On December 16, 2015, the Los Angeles Times published an editorial entitled “Sobriety tests and the Constitution.” The article can be found here:
The editorial was partly in response to the United States Supreme Court’s decision to decide whether people can be criminally punished for refusing a post-DUI arrest chemical test absent a warrant.
The author’s stance is clear when they say, “It seems clear that it’s wrong to criminalize the refusal to submit to a test for which police haven’t obtained a warrant. Not only do such laws punish suspects for asserting their rights under the 4th Amendment; they also effectively provide an end run around the court’s 2013 decision [to require law enforcement to obtain a warrant prior to a forcible blood withdrawal].”
I wholeheartedly agree.
On December 18, 2015, the Los Angeles Times published responses to the December 16th editorial in a section entitled “Readers React – The risk of giving more rights to drunk driving suspects.” The responses can be found here:
In the first of two responses, a retired deputy district attorney for Santa Barbara County wrote, “Let drunk-driving suspects refuse a mandatory biological sample (such as the option of breath or blood in California) without consequences, and watch alcohol-related roadway deaths spiral upward. Why? Without the objective and usually conclusive evidence of a breath or blood sample available for trial, prosecutors will be left with largely subjective evidence. That enables defense attorneys to endlessly second-guess officers’ observations. This will leave legions of drivers undeterred by the perceived legal consequences of alcohol-impaired driving.”

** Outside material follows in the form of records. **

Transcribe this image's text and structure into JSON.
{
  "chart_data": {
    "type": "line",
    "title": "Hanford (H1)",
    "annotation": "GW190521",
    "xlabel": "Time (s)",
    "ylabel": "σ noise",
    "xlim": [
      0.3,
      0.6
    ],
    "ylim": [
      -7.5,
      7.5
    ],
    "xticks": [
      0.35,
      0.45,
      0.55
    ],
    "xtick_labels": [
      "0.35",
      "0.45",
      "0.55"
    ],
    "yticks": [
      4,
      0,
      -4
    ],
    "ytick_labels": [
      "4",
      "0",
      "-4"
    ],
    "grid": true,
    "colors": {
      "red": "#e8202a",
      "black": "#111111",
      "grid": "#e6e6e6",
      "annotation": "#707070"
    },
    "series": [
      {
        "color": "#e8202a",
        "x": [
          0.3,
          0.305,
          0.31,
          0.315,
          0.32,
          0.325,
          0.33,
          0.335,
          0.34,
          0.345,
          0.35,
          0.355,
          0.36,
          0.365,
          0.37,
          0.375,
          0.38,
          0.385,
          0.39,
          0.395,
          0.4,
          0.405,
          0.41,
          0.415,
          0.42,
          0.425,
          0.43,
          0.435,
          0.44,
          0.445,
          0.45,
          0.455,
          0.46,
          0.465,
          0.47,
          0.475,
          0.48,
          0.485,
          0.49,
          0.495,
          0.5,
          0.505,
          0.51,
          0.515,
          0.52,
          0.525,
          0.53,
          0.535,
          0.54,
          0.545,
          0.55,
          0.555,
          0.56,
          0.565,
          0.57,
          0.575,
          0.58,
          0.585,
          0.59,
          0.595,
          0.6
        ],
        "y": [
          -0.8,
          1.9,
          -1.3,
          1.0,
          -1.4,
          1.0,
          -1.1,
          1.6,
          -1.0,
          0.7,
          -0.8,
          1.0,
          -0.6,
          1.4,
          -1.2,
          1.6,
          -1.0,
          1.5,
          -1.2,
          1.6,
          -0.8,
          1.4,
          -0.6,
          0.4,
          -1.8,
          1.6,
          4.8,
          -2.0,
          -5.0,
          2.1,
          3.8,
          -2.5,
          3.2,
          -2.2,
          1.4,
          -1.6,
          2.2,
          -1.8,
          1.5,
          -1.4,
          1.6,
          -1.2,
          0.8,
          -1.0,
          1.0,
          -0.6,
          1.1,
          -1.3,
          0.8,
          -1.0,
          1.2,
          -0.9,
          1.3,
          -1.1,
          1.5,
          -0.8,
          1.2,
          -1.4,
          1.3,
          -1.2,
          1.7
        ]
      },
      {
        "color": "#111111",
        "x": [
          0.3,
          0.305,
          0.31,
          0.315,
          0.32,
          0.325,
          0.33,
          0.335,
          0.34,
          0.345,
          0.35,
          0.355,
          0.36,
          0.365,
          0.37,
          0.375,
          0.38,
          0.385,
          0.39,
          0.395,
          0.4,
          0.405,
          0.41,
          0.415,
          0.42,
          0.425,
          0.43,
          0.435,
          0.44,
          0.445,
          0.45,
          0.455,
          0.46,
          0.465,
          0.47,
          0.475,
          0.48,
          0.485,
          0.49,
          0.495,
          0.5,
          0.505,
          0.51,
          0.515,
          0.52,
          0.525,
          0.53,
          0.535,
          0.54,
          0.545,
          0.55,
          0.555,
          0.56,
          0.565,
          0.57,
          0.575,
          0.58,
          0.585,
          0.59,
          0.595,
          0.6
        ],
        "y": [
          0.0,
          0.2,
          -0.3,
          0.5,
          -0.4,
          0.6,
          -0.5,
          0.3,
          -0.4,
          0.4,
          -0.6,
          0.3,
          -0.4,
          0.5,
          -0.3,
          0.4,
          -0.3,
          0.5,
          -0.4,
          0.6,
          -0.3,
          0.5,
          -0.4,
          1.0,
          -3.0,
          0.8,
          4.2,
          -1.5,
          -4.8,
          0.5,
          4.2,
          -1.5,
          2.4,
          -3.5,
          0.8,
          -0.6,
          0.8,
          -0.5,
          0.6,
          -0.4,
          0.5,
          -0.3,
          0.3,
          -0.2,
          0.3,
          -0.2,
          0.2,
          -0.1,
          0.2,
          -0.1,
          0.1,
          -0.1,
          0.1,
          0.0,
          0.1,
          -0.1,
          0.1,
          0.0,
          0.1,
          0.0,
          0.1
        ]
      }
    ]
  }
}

Another response, in part, says, “Your defense of individual rights as they relate to prosecuting suspected drunk drivers goes too far. Police personnel have to do their job, and a drunk driver endangering people’s lives on a road needs to be punished, end of story.”
Plain and simple, the 4th Amendment was included in the Bill of Rights to protect the people from unreasonable and warrantless governmental searches and seizures of places and things where there existed a reasonable expectation of privacy.
Nowhere do we have a higher expectation of privacy than with our bodies. Consequently, nowhere does the 4th Amendment become as important as it does when it comes to searches of our bodies.
Just as the 5th Amendment requires that people cannot be punished for asserting their right to remain silent, so too can they not be punished for asserting their right against a search of their body without a warrant.
Requiring law enforcement to obtain a warrant prior to subjecting a person to a chemical test, which is a search for 4th Amendment purposes, will not leave prosecutors without “objective and usually conclusive evidence of a breath or blood sample” nor will “prosecutor be left with largely subjective evidence,” as the first response asserts. All it is doing is requiring that law enforcement play by the rules before getting what they want. Play by the rules (i.e. the Constitution), and get the evidence needed to legally prosecute drunk drivers. Stop looking for shortcuts and prosecute drunk drivers within the parameters of the Constitution.
Yes, police personnel “have to do their jobs,” but, again, they must do it lawfully. And the law requires that they obtain a warrant before searching.
I agree with the notion that “A drunk driver endangering people’s lives on a road needs to be punished.” But this statement has nothing to do with refusing a warrantless chemical test. A person cannot be punished before they are found guilty beyond a reasonable doubt of drunk driving. At the time a person submits to a chemical test, they have not been found guilty of anything.
Furthermore, they most certainly cannot be punished for doing something that the Constitution of the United States absolutely gives them a right to do.